American Airlines said it will shut down its Washington operations for 24 hours starting at noon EDT on Saturday and will probably make a decision about New York-area airports later on Friday.
JetBlue is moving about 50 aircraft out of New York and Boston areas to cities outside the path of the hurricane.
"We anticipate ... that we'll be able to recover more quickly with those aircraft and crews repositioned," JetBlue spokeswoman Allison Steinberg said.
U.S. Airways Group cited "significant" flight reductions in the Washington, Philadelphia, New York and Boston areas for this weekend.
FAA Administrator Randy Babbitt, at a ceremony outside Seattle for the Boeing Co 787 Dreamliner, said the agency has teams in place along the East Coast and should be "up and running" quickly if there were any control tower shutdowns.
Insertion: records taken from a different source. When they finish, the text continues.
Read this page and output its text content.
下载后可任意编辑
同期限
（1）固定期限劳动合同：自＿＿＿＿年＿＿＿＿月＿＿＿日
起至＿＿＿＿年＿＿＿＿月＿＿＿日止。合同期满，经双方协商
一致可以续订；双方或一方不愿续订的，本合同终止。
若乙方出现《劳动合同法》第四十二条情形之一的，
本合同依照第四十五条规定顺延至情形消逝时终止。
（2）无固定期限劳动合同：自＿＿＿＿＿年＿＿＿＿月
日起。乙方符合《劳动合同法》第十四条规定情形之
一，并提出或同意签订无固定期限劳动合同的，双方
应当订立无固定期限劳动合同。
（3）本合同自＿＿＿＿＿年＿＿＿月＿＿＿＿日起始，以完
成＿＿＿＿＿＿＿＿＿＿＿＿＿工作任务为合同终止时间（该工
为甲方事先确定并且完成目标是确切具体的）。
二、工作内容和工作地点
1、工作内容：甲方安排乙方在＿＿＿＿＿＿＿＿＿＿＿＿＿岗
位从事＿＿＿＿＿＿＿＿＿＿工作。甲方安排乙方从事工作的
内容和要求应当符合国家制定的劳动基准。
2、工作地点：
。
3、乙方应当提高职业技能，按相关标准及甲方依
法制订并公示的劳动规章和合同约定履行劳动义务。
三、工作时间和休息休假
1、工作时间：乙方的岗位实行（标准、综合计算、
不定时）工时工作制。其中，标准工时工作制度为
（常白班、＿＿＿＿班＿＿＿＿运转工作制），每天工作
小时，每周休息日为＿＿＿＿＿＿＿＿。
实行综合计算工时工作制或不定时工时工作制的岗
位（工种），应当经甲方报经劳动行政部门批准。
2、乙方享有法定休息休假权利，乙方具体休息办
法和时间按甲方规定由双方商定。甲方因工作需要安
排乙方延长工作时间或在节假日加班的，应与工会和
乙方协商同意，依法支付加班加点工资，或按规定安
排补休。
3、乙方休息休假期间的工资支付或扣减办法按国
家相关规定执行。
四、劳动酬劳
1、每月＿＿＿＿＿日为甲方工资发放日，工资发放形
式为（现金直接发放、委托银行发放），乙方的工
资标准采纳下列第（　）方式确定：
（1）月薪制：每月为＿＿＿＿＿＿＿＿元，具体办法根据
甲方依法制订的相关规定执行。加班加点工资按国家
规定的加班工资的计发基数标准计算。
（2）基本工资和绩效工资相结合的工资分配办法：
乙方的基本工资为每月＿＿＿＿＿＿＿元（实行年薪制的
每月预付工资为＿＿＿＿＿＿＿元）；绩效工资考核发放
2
Officials said no decisions have been made about FAA closures, but airport facilities often shut down for brief periods at least during the most severe storms.
Long Island MacArthur Airport on the Atlantic coast in New York is taking "every precaution," Commissioner of Aviation Teresa Rizzuto said.
"It does look like it's going right to the town of Islip ... a tidal surge will really hurt" surrounding areas, Rizzuto said.
But other airports and towns in Suffolk County -- farther east on Long Island -- are storing equipment and placing emergency vehicles at MacArthur because it is 99 feet above sea level and relatively protected from flooding, she added.
The Arca Airline index closed up 1.6 percent on Friday, in line with the broader market as Fed Chairman Ben Bernanke raised hopes for more stimulus for the economy.